Some Democrats have already laid the rhetorical
groundwork to connect a Supreme Court decision that cuts against unfettered
access to abortion drugs to a February ruling by the Alabama Supreme Court that
found frozen embryos have the same rights as already-born children — a decision
that led local in vitro fertilization providers to limit access to their
services. Restricting mail-order abortion medication would yield “even more
economic damage than Dobbs,” Senator Sheldon Whitehouse said in a recent congressional
hearing in which he connected the case to a broader assault on reproductive
choice. “Even in vitro fertilization is under the gun, at the hands of
right-wing extremists.”
Senator Whitehouse’s well-known penchant for reckless
hyperbole notwithstanding, some Republicans seem to think he has a politically
salient point. In a memo produced by Republican State Leadership Committee
president Dee Duncan, the GOP’s 2024 nominees are advised to avoid embracing
the Alabama court’s decision. “Voters are 58% more likely to support a
candidate that voted for commonsense protections for doctors and fertility
clinics who assist patients and families in having children,” the memo read in a reference to the IVF decision. On
that front, the GOP doesn’t seem to need much goading.
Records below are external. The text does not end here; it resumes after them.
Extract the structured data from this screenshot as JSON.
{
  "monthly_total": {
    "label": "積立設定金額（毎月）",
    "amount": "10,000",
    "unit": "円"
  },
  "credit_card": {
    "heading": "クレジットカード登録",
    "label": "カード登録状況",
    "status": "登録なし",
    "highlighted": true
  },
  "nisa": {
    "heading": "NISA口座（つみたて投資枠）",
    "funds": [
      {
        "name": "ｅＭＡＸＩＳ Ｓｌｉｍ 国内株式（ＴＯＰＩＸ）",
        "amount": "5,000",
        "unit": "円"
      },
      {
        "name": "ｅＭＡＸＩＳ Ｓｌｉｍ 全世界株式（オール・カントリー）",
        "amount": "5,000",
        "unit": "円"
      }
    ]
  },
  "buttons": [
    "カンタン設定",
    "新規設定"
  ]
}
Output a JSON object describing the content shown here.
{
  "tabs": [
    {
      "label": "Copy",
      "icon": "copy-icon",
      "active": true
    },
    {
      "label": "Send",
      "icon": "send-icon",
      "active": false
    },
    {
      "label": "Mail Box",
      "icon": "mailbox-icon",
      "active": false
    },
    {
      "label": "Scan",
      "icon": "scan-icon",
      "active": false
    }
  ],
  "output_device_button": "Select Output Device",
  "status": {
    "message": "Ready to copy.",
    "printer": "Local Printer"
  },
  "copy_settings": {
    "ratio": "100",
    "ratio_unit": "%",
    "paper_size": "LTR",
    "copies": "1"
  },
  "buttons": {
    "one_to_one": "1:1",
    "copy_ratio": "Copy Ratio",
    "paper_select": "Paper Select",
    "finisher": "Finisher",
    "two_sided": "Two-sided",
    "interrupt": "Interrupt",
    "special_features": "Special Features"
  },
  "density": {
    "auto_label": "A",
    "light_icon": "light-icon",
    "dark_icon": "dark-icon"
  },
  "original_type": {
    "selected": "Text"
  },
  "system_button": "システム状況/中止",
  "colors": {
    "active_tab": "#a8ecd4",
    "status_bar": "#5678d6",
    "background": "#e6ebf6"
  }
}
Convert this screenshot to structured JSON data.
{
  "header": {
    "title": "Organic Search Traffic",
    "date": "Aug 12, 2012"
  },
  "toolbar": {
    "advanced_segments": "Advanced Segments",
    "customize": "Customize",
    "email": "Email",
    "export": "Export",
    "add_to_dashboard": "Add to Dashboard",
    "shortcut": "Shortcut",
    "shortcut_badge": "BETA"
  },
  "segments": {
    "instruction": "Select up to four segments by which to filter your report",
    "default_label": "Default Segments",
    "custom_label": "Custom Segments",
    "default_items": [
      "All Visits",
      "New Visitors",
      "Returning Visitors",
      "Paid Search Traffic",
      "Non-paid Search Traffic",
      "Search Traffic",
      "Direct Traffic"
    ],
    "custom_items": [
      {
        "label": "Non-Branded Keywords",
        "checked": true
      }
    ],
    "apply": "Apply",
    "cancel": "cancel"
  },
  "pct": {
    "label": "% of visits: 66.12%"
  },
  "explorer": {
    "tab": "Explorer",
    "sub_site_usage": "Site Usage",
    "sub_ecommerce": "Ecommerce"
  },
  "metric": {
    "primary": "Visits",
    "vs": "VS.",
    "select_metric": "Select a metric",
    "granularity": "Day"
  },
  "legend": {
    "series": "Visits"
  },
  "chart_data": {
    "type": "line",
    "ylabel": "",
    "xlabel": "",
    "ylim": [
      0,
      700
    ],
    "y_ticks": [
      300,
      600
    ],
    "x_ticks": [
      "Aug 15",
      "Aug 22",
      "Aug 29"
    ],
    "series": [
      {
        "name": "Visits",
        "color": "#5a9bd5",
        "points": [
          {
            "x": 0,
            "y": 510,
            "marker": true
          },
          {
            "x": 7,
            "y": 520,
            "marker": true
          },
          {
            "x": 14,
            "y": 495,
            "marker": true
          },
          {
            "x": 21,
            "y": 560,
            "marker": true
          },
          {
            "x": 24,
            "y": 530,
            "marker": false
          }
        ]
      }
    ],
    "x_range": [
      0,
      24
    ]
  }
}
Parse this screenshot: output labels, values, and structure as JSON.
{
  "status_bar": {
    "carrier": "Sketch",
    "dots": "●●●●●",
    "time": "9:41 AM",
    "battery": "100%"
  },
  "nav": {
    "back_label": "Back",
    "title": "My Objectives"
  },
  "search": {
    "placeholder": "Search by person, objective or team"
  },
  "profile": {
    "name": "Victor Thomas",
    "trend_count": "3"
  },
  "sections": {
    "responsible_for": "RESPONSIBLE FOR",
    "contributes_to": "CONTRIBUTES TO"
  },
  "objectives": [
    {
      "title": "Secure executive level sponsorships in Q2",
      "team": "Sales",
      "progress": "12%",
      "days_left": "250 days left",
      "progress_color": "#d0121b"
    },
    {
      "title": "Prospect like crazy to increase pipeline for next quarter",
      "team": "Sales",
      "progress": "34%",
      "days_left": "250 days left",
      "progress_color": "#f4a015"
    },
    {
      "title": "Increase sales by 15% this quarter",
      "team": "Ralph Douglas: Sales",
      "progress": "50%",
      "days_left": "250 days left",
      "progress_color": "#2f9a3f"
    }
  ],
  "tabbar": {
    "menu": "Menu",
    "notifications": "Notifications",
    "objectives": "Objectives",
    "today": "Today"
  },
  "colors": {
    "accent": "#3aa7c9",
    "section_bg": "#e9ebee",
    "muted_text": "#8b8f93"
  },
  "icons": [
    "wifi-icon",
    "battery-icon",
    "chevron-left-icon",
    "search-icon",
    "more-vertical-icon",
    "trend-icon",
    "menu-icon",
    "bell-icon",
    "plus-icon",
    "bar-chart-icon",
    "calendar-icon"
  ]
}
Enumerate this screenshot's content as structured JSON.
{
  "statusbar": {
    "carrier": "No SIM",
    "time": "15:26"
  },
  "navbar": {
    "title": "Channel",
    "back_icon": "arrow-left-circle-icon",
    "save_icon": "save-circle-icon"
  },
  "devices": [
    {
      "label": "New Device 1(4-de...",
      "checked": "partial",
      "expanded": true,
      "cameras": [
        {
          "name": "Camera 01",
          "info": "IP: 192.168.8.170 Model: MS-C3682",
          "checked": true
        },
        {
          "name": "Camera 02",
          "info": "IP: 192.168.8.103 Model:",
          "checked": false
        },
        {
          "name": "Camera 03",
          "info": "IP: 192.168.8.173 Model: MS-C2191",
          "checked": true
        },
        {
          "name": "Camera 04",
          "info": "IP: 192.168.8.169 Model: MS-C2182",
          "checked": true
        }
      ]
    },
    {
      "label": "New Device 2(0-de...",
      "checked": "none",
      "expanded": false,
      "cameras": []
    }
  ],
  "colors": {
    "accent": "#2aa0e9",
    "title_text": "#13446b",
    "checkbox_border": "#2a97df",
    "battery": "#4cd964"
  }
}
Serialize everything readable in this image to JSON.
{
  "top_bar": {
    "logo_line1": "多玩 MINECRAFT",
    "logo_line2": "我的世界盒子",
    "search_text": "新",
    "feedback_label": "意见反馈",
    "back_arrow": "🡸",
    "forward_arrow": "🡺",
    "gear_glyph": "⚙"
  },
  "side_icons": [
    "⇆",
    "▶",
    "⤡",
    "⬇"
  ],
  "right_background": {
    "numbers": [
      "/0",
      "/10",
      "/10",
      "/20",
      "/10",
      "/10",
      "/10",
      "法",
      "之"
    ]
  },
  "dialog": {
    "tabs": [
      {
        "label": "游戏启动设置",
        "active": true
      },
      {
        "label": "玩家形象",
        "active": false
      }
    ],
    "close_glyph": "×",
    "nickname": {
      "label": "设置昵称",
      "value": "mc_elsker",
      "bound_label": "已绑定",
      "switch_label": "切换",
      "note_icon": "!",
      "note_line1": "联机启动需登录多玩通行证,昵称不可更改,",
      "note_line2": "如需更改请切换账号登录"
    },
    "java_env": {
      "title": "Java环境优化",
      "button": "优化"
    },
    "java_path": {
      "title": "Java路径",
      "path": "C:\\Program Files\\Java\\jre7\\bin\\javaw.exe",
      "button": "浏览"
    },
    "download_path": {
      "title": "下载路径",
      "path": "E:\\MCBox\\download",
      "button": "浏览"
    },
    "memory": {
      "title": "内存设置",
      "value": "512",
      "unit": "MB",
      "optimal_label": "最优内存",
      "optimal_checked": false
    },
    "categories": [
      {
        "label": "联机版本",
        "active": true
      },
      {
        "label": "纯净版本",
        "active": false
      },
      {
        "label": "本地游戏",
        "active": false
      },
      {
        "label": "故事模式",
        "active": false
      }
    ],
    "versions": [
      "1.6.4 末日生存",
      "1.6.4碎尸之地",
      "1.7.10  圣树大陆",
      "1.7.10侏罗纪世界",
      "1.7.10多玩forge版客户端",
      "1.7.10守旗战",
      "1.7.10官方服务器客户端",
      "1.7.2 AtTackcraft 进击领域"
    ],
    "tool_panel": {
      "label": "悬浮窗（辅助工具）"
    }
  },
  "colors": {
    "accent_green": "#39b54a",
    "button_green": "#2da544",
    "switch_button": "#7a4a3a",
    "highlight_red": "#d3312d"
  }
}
Many Republicans rushed to distance themselves from the political
fallout settling over Alabama following that court’s ruling, but not all. “IVF
is morally dubious and should not be subsidized by the American taxpayer,” four
House Freedom Caucus members wrote in opposition to an effort to expand access
to IVF treatments for veterans. In reporting on how Democrats are seeking to
leverage that letter to tarnish the Republican Party as a whole, Axios noted somewhat incongruously that
“the Democratic Congressional Campaign Committee tried to tie vulnerable GOP
incumbents to groups seeking to have the Supreme Court restrict access to the
abortion drug mifepristone.”
The connection between IVF and mifepristone may not be
readily apparent to most observers save the tenuous connection they both have
to reproductive outcomes, but Democrats are busily establishing that very
connection. And they have willing abettors in the press.
ADDENDUM: In a special election to fill an
Alabama House seat, Democrat Marilyn Lands handily defeated Republican Teddy
Powell by about 25 points in a district Donald Trump narrowly
won in 2020. Lands’s victory comes on the heels of her seven-point loss to
another Republican in 2022. The race is more evidence of the Democratic Party’s
recent overperformance in low-turnout elections, but it may also serve as proof
of the Democratic concept that the IVF ruling is a millstone around Republican
necks.
“Lands bet her campaign that voters in the suburban
district were angry about the state’s strict ban on most abortions and the
Alabama Supreme Court’s recent ruling that frozen embryos created through IVF
were people,” the Washington Post reported. “Republicans across
the country have been put on notice that there are consequences to attacks on
IVF,” the president of the Democratic Legislative Campaign Committee said in a
late-night statement. Expect Democrats to try to take that strategy national.